Depuis 58 ans, le Père Jacques accompli « le miracle » au quotidien : il fait venir le Christ sur l’autel, en vu de s’en nourrir et de nourrir ceux qui s’en approchent. Il le fait « in persona christi » .

Aujourd’hui il est pris au mot : « ceci est mon sang ».

Après la communion sous les deux espèces, il est véritablement devenu le corps et le sang du Christ.

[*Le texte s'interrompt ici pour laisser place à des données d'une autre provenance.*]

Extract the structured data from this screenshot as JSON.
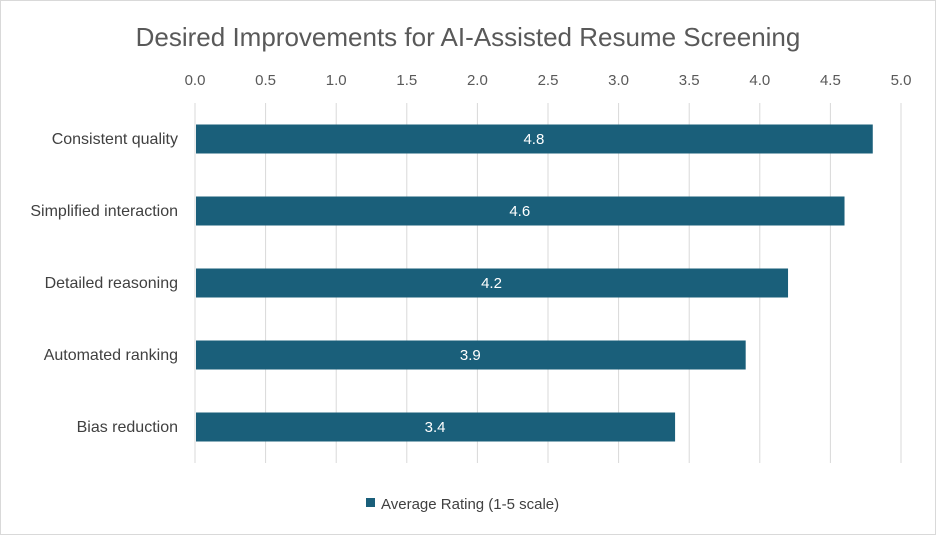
{
  "chart_data": {
    "type": "bar",
    "orientation": "horizontal",
    "title": "Desired Improvements for AI-Assisted Resume Screening",
    "categories": [
      "Consistent quality",
      "Simplified interaction",
      "Detailed reasoning",
      "Automated ranking",
      "Bias reduction"
    ],
    "series": [
      {
        "name": "Average Rating (1-5 scale)",
        "values": [
          4.8,
          4.6,
          4.2,
          3.9,
          3.4
        ],
        "color": "#1a5f7a"
      }
    ],
    "xlim": [
      0,
      5
    ],
    "x_ticks": [
      "0.0",
      "0.5",
      "1.0",
      "1.5",
      "2.0",
      "2.5",
      "3.0",
      "3.5",
      "4.0",
      "4.5",
      "5.0"
    ],
    "x_axis_position": "top",
    "grid": true,
    "legend_position": "bottom",
    "data_labels": [
      "4.8",
      "4.6",
      "4.2",
      "3.9",
      "3.4"
    ]
  }
}
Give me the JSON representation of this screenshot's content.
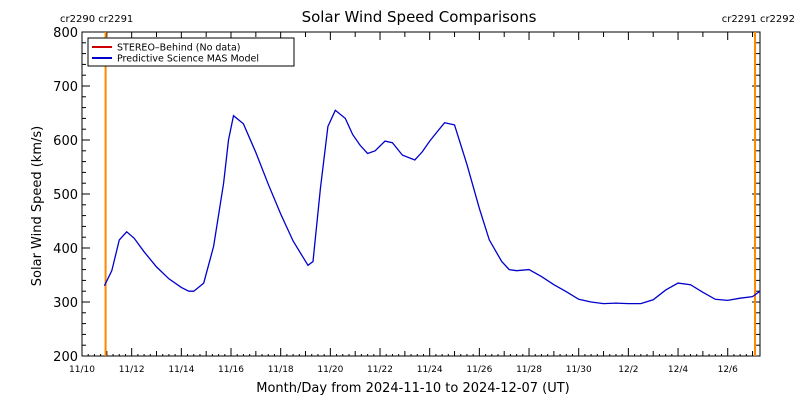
{
  "chart_data": {
    "type": "line",
    "title": "Solar Wind Speed Comparisons",
    "xlabel": "Month/Day from 2024-11-10 to 2024-12-07 (UT)",
    "ylabel": "Solar Wind Speed (km/s)",
    "xlim": [
      0,
      27.3
    ],
    "ylim": [
      200,
      800
    ],
    "x_ticks": [
      {
        "x": 0,
        "label": "11/10"
      },
      {
        "x": 2,
        "label": "11/12"
      },
      {
        "x": 4,
        "label": "11/14"
      },
      {
        "x": 6,
        "label": "11/16"
      },
      {
        "x": 8,
        "label": "11/18"
      },
      {
        "x": 10,
        "label": "11/20"
      },
      {
        "x": 12,
        "label": "11/22"
      },
      {
        "x": 14,
        "label": "11/24"
      },
      {
        "x": 16,
        "label": "11/26"
      },
      {
        "x": 18,
        "label": "11/28"
      },
      {
        "x": 20,
        "label": "11/30"
      },
      {
        "x": 22,
        "label": "12/2"
      },
      {
        "x": 24,
        "label": "12/4"
      },
      {
        "x": 26,
        "label": "12/6"
      }
    ],
    "y_ticks": [
      200,
      300,
      400,
      500,
      600,
      700,
      800
    ],
    "legend": {
      "placement": "top-left",
      "entries": [
        {
          "label": "STEREO–Behind (No data)",
          "color": "#cc0000"
        },
        {
          "label": "Predictive Science MAS Model",
          "color": "#0000cc"
        }
      ]
    },
    "markers": [
      {
        "x": 0.95,
        "color": "#ff8800",
        "labels": [
          "cr2290",
          "cr2291"
        ],
        "align": "left"
      },
      {
        "x": 27.1,
        "color": "#ff8800",
        "labels": [
          "cr2291",
          "cr2292"
        ],
        "align": "right"
      }
    ],
    "series": [
      {
        "name": "Predictive Science MAS Model",
        "color": "#0000cc",
        "x": [
          0.9,
          1.2,
          1.5,
          1.8,
          2.1,
          2.5,
          3.0,
          3.5,
          4.0,
          4.3,
          4.5,
          4.9,
          5.3,
          5.7,
          5.9,
          6.1,
          6.5,
          7.0,
          7.5,
          8.0,
          8.5,
          8.9,
          9.1,
          9.3,
          9.6,
          9.9,
          10.2,
          10.6,
          10.9,
          11.2,
          11.5,
          11.8,
          12.2,
          12.5,
          12.9,
          13.4,
          13.7,
          14.0,
          14.3,
          14.6,
          15.0,
          15.5,
          16.0,
          16.4,
          16.9,
          17.2,
          17.5,
          18.0,
          18.5,
          19.0,
          19.5,
          20.0,
          20.5,
          21.0,
          21.5,
          22.0,
          22.5,
          23.0,
          23.5,
          24.0,
          24.5,
          25.0,
          25.5,
          26.0,
          26.5,
          27.0,
          27.3
        ],
        "y": [
          330,
          358,
          415,
          430,
          418,
          393,
          365,
          343,
          327,
          320,
          320,
          335,
          403,
          520,
          600,
          645,
          630,
          577,
          518,
          463,
          413,
          383,
          368,
          375,
          510,
          625,
          655,
          640,
          610,
          590,
          575,
          580,
          598,
          595,
          572,
          563,
          578,
          598,
          615,
          632,
          628,
          555,
          473,
          415,
          375,
          360,
          358,
          360,
          347,
          332,
          319,
          305,
          300,
          297,
          298,
          297,
          297,
          304,
          322,
          335,
          332,
          318,
          305,
          303,
          307,
          310,
          320
        ]
      }
    ]
  }
}
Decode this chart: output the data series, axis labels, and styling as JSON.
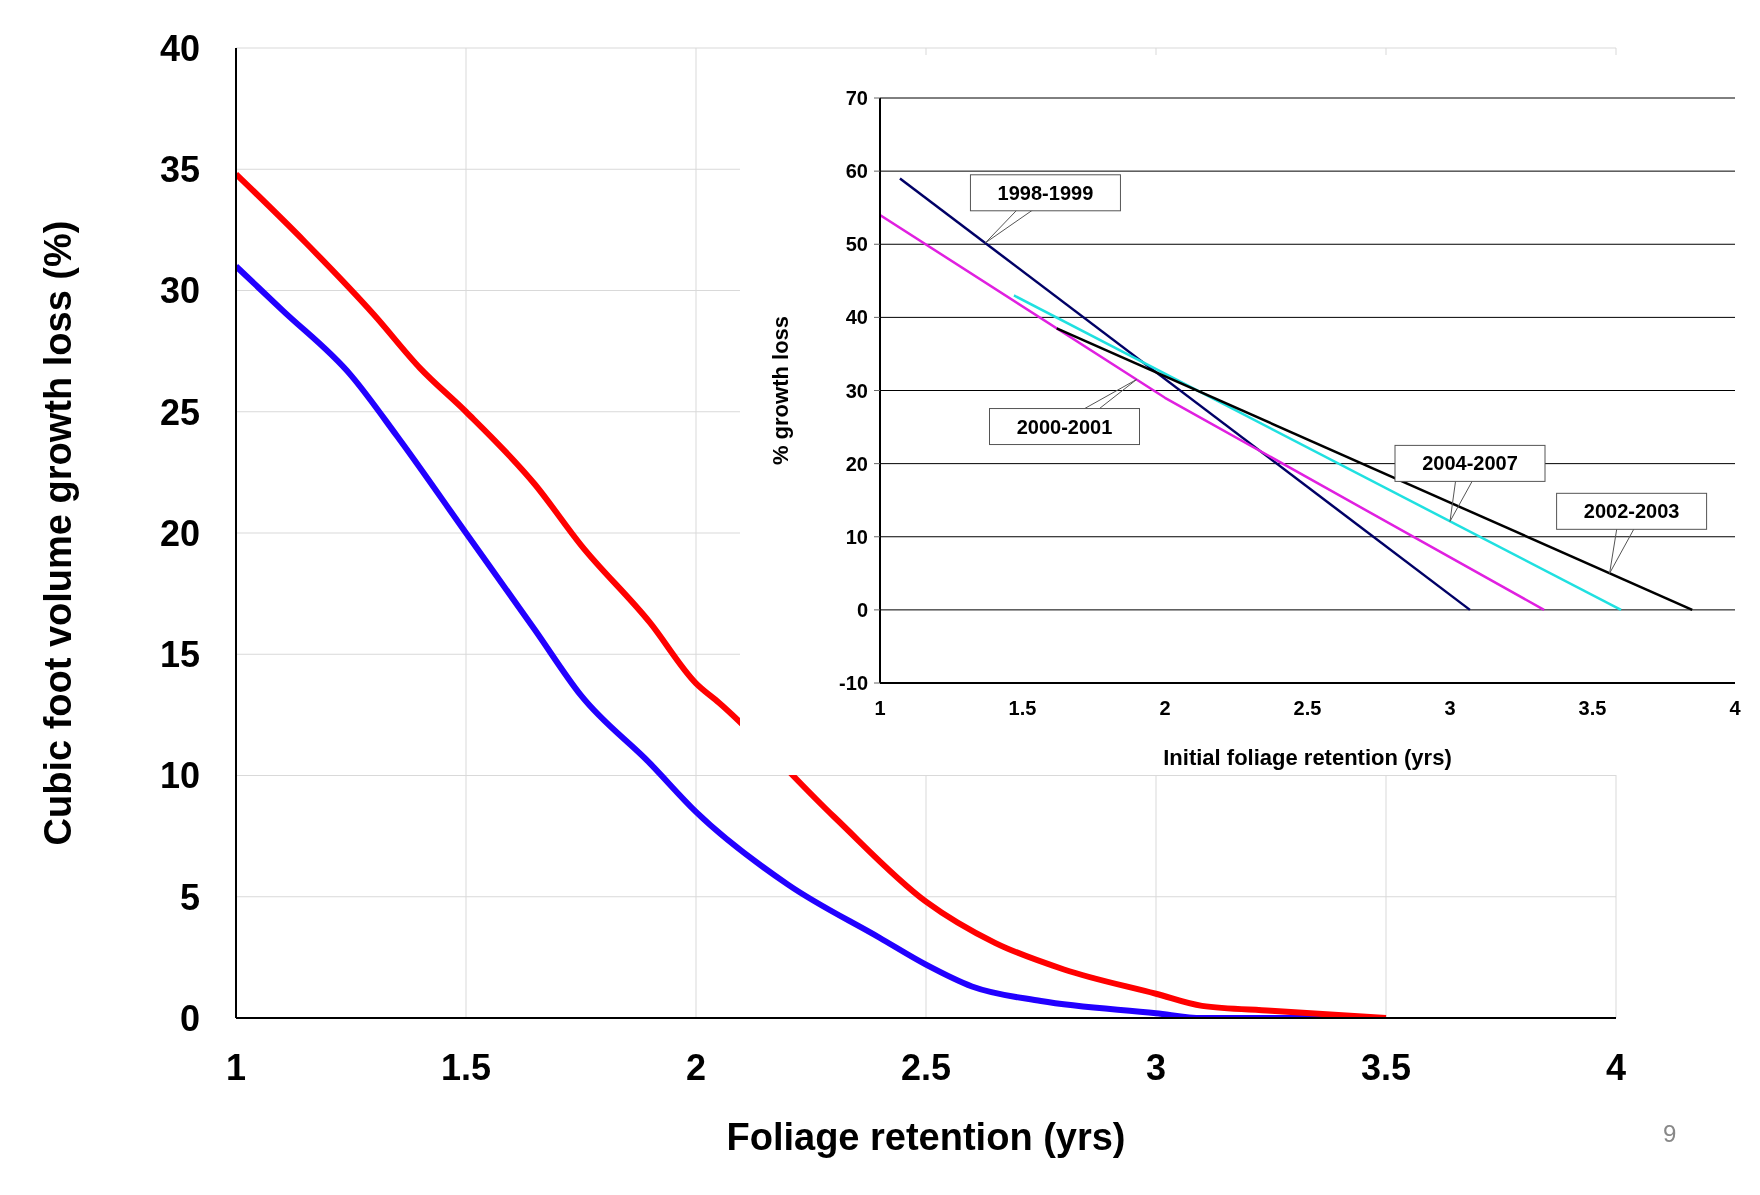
{
  "chart_data": [
    {
      "type": "line",
      "xlabel": "Foliage retention (yrs)",
      "ylabel": "Cubic foot volume growth loss (%)",
      "xlim": [
        1,
        4
      ],
      "xticks": [
        1,
        1.5,
        2,
        2.5,
        3,
        3.5,
        4
      ],
      "ylim": [
        0,
        40
      ],
      "yticks": [
        0,
        5,
        10,
        15,
        20,
        25,
        30,
        35,
        40
      ],
      "grid": true,
      "legend": false,
      "marker": "none",
      "annotations": [
        "9"
      ],
      "series": [
        {
          "color": "#2200ff",
          "x": [
            1,
            1.1,
            1.25,
            1.35,
            1.5,
            1.65,
            1.75,
            1.9,
            2,
            2.2,
            2.4,
            2.5,
            2.6,
            2.75,
            3,
            3.1,
            3.5
          ],
          "values": [
            31,
            29.2,
            26.5,
            24,
            20,
            16,
            13.3,
            10.5,
            8.5,
            5.5,
            3.3,
            2.2,
            1.3,
            0.7,
            0.2,
            0,
            0
          ]
        },
        {
          "color": "#ff0000",
          "x": [
            1,
            1.15,
            1.3,
            1.4,
            1.5,
            1.65,
            1.75,
            1.9,
            2,
            2.05,
            2.3,
            2.5,
            2.65,
            2.8,
            3,
            3.1,
            3.25,
            3.5
          ],
          "values": [
            34.8,
            32,
            29,
            26.8,
            25,
            22,
            19.5,
            16.3,
            13.8,
            13,
            8.3,
            4.8,
            3.1,
            2,
            1,
            0.5,
            0.3,
            0
          ]
        }
      ]
    },
    {
      "type": "line",
      "xlabel": "Initial foliage retention (yrs)",
      "ylabel": "% growth loss",
      "xlim": [
        1,
        4
      ],
      "xticks": [
        1,
        1.5,
        2,
        2.5,
        3,
        3.5,
        4
      ],
      "ylim": [
        -10,
        70
      ],
      "yticks": [
        -10,
        0,
        10,
        20,
        30,
        40,
        50,
        60,
        70
      ],
      "grid": "y",
      "legend": false,
      "marker": "none",
      "annotations": [
        {
          "text": "1998-1999",
          "x": 1.37,
          "y": 50.2
        },
        {
          "text": "2000-2001",
          "x": 1.9,
          "y": 31.5
        },
        {
          "text": "2004-2007",
          "x": 3.0,
          "y": 12.1
        },
        {
          "text": "2002-2003",
          "x": 3.56,
          "y": 5
        }
      ],
      "series": [
        {
          "color": "#000066",
          "x": [
            1.07,
            3.07
          ],
          "values": [
            59,
            0
          ]
        },
        {
          "color": "#e020e0",
          "x": [
            1,
            2,
            3.33
          ],
          "values": [
            54,
            29,
            0
          ]
        },
        {
          "color": "#20e0e0",
          "x": [
            1.47,
            3.6
          ],
          "values": [
            43,
            0
          ]
        },
        {
          "color": "#000000",
          "x": [
            1.62,
            3.85
          ],
          "values": [
            38.5,
            0
          ]
        }
      ]
    }
  ]
}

Survient Satan qui, quant à lui, a possédé le corps et l’âme de deux jeunes garçons. Ce qui va suivre est devenu un authentique combat entre Dieu et Satan. Jacques et les deux tueurs se sont éclipsés. C’est Dieu lui même qui, une fois son prêtre blessé d’un premier coup de couteau, va dire, à deux reprises, « va-t-en Satan ». Ce dernier accomplira son geste comme au calvaire, mais ce faisant, il perd la partie. Un saint, un intercesseur, un prophète est né au ciel.

La densité extrême de l’homélie de Monseigneur Lebrun, lors de la sépulture du Père Jacques, fait souvent référence à ce combat démoniaque qui s’est déroulé en cette matinée du 26 juillet dans l’église de son diocèse, à saint Etienne du Rouvray.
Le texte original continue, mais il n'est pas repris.